The proposed method using multi-modal features obtained higher results than using unimodal features. Its on-line deployment on multiple Kinects shows the potential to be applied in to any of living space in reality.
人体跌倒的自动检测是视频监控和家庭监护的关键问题。现有的使用单模态数据(RGB/深度/骨骼)的方法可能存在光照条件不足或不可靠的缺点。此外,大多数提出的方法都受到限于离线视频流的小空间。

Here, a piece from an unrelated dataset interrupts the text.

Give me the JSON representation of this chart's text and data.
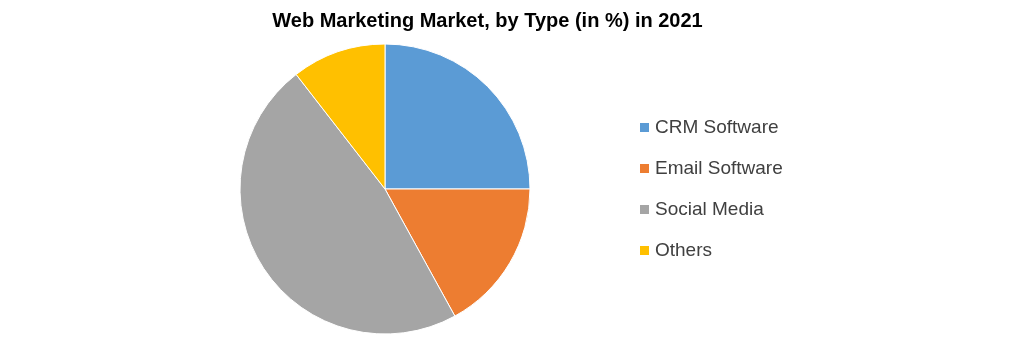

在这项研究中,我们通过结合 Kinect 传感器的多模态特征(骨骼和 RGB)来克服这些遇到的问题,以利用每种数据的特征。如果有骨骼可用,我们提出了一种基于垂直速度和人体中心到地板平面高度的规则技术。否则,我们从连续灰度图像序列中计算运动图,并用改进的核描述符表示,然后输入到线性支持向量机。这种组合加快了提出的系统的速度,并避免了在 Kinect 传感器不可测量的范围内的漏检。然后,我们基于客户端-服务器架构和后期融合技术,使用多个 Kinect 部署这种方法来处理大环境。
我们在一些免费的跌倒检测数据集上评估了该方法。与最近的方法相比,我们的方法在保持最高准确性的同时具有更低的误报率。我们还在一个基于实验室的大型环境中使用多个 Kinect 在线验证了我们的系统。我们的方法在平均帧率为 10fps 时的准确率为 91.5%。
使用多模态特征的提出的方法比使用单模态特征的方法获得了更高的结果。它在多个 Kinect 上的在线部署显示了在现实中应用于任何生活空间的潜力。